Cracker Barrel logos


Hear the name “Cracker Barrel” and what do you think of? For decades, the cheese and the restaurant have peacefully co-existed, even though they’re completely separate brands that just happen to share the same name. But the peaceful coexistence has been shaken, as the restaurant’s plans to expand into your local grocery store has Kraft crying foul.

Kraft, the maker of Cracker Barrel cheese, has filed suit in federal court to prevent the restaurant, Cracker Barrel Old Country Store Inc., from selling “Cracker Barrel”-branded products in stores other than its own. Back in November, the restaurant announced in a news release that it had partnered with the John Morrell Food Group, a subsidiary of Smithfield Foods, to sell grocery products bearing the Cracker Barrel label, including ham, bacon, lunch meats, glazes, jerky and summer sausage.

But the maker of Cracker Barrel cheese says the grocery store is its territory. In a lawsuit filed yesterday in U.S. District Court in Illinois, Kraft says the restaurant’s move would “create significant confusion” and would “threaten to destroy the substantial goodwill that Kraft has created in its CRACKER BARREL trademark.” Cracker Barrel cheese came first, in 1954, and the restaurant came along 15 years later.

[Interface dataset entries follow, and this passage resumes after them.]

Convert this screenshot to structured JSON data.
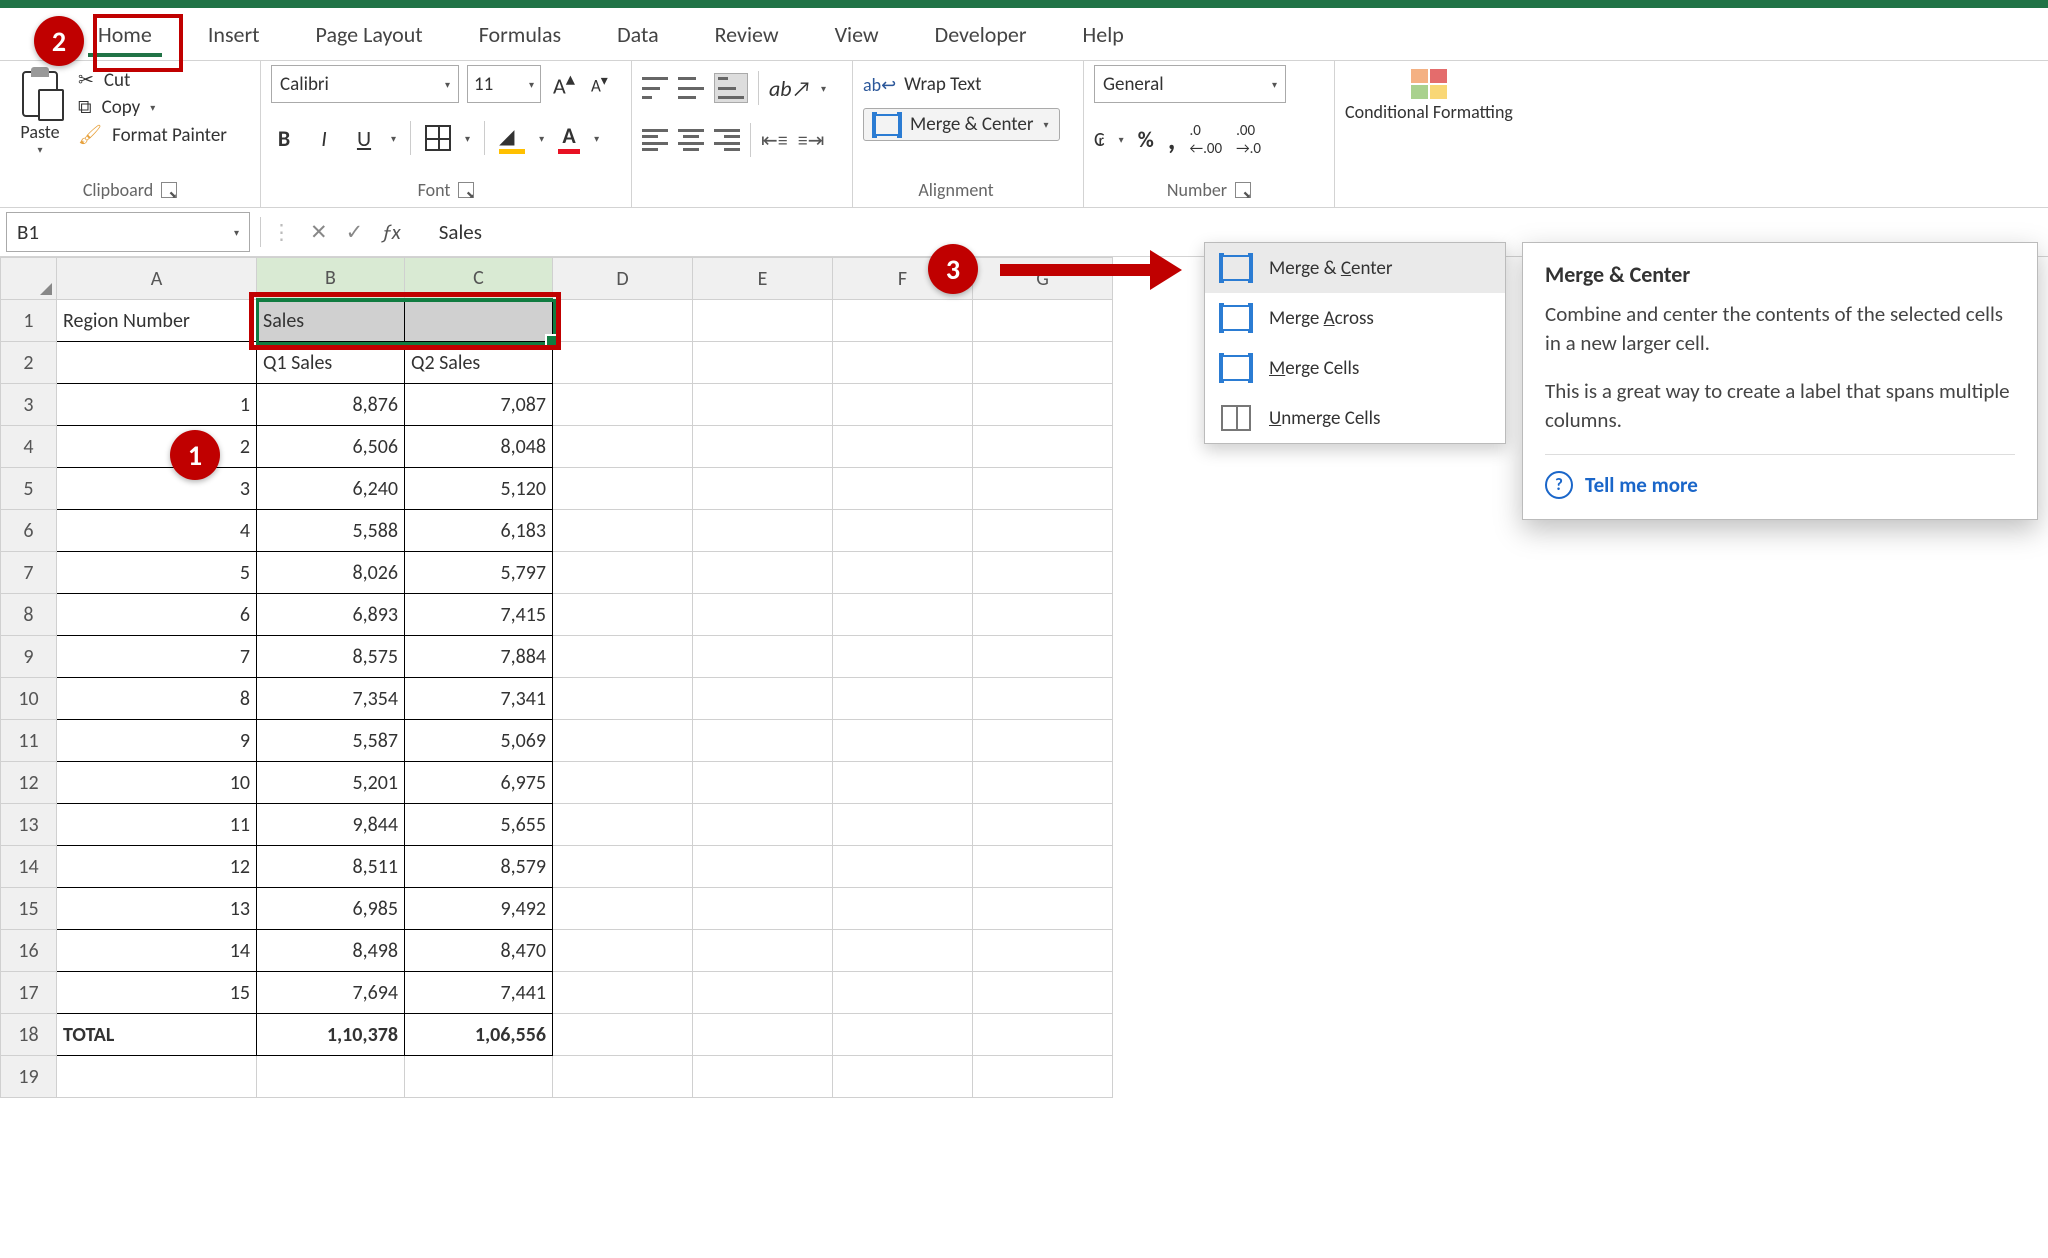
{
  "tabs": [
    "Home",
    "Insert",
    "Page Layout",
    "Formulas",
    "Data",
    "Review",
    "View",
    "Developer",
    "Help"
  ],
  "active_tab": "Home",
  "clipboard": {
    "paste": "Paste",
    "cut": "Cut",
    "copy": "Copy",
    "format_painter": "Format Painter",
    "group_label": "Clipboard"
  },
  "font": {
    "name": "Calibri",
    "size": "11",
    "bold": "B",
    "italic": "I",
    "underline": "U",
    "group_label": "Font"
  },
  "alignment": {
    "wrap_text": "Wrap Text",
    "merge_center": "Merge & Center",
    "group_label": "Alignment"
  },
  "number": {
    "format": "General",
    "percent": "%",
    "comma": ",",
    "inc_dec_left": ".0←",
    "inc_dec_right": "→.0",
    "group_label": "Number"
  },
  "styles": {
    "conditional_formatting": "Conditional Formatting"
  },
  "merge_menu": {
    "merge_center": "Merge & Center",
    "merge_across": "Merge Across",
    "merge_cells": "Merge Cells",
    "unmerge_cells": "Unmerge Cells"
  },
  "tooltip": {
    "title": "Merge & Center",
    "p1": "Combine and center the contents of the selected cells in a new larger cell.",
    "p2": "This is a great way to create a label that spans multiple columns.",
    "tell_me_more": "Tell me more"
  },
  "name_box": "B1",
  "formula_value": "Sales",
  "columns": [
    "A",
    "B",
    "C",
    "D",
    "E",
    "F",
    "G"
  ],
  "headers": {
    "A1": "Region Number",
    "B1": "Sales",
    "B2": "Q1 Sales",
    "C2": "Q2 Sales"
  },
  "rows": [
    {
      "n": "1",
      "b": "8,876",
      "c": "7,087"
    },
    {
      "n": "2",
      "b": "6,506",
      "c": "8,048"
    },
    {
      "n": "3",
      "b": "6,240",
      "c": "5,120"
    },
    {
      "n": "4",
      "b": "5,588",
      "c": "6,183"
    },
    {
      "n": "5",
      "b": "8,026",
      "c": "5,797"
    },
    {
      "n": "6",
      "b": "6,893",
      "c": "7,415"
    },
    {
      "n": "7",
      "b": "8,575",
      "c": "7,884"
    },
    {
      "n": "8",
      "b": "7,354",
      "c": "7,341"
    },
    {
      "n": "9",
      "b": "5,587",
      "c": "5,069"
    },
    {
      "n": "10",
      "b": "5,201",
      "c": "6,975"
    },
    {
      "n": "11",
      "b": "9,844",
      "c": "5,655"
    },
    {
      "n": "12",
      "b": "8,511",
      "c": "8,579"
    },
    {
      "n": "13",
      "b": "6,985",
      "c": "9,492"
    },
    {
      "n": "14",
      "b": "8,498",
      "c": "8,470"
    },
    {
      "n": "15",
      "b": "7,694",
      "c": "7,441"
    }
  ],
  "totals": {
    "label": "TOTAL",
    "b": "1,10,378",
    "c": "1,06,556"
  },
  "callouts": {
    "c1": "1",
    "c2": "2",
    "c3": "3"
  }
}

The restaurant already sells some packaged food products in its own stores, but they make up a small fraction of the company’s annual revenue. But in the November news release, Cracker Barrel CEO Sandra Cochran described the planned move into grocery stores as an “opportunity to extend our brand beyond our physical stores.”

“The parties’ market separation that has existed for decades will be eliminated,” Kraft complains. While the restaurant’s planned product line is meat- and not cheese-based, Kraft says the food products will be “complimentary to cheese” and represent an encroachment into Kraft’s business. Kraft also points out that it reserves the right to extend its own brand, noting that the “Cracker Barrel” name has been licensed to Frito Lay, which sold cheddar-flavored potato chips and pretzels using Kraft’s Cracker Barrel name and logo.

The lawsuit asks that the restaurant chain be prevented from selling any Cracker Barrel-branded food products outside of its own stores, and if any products available in its own stores are advertised, that the advertisements include a disclaimer saying they are not affiliated with Kraft’s Cracker Barrel products.

The Cracker Barrel restaurant hasn’t commented on the lawsuit yet. No word on whether Kraft plans to get into the rocking chair-and-tschotske business either.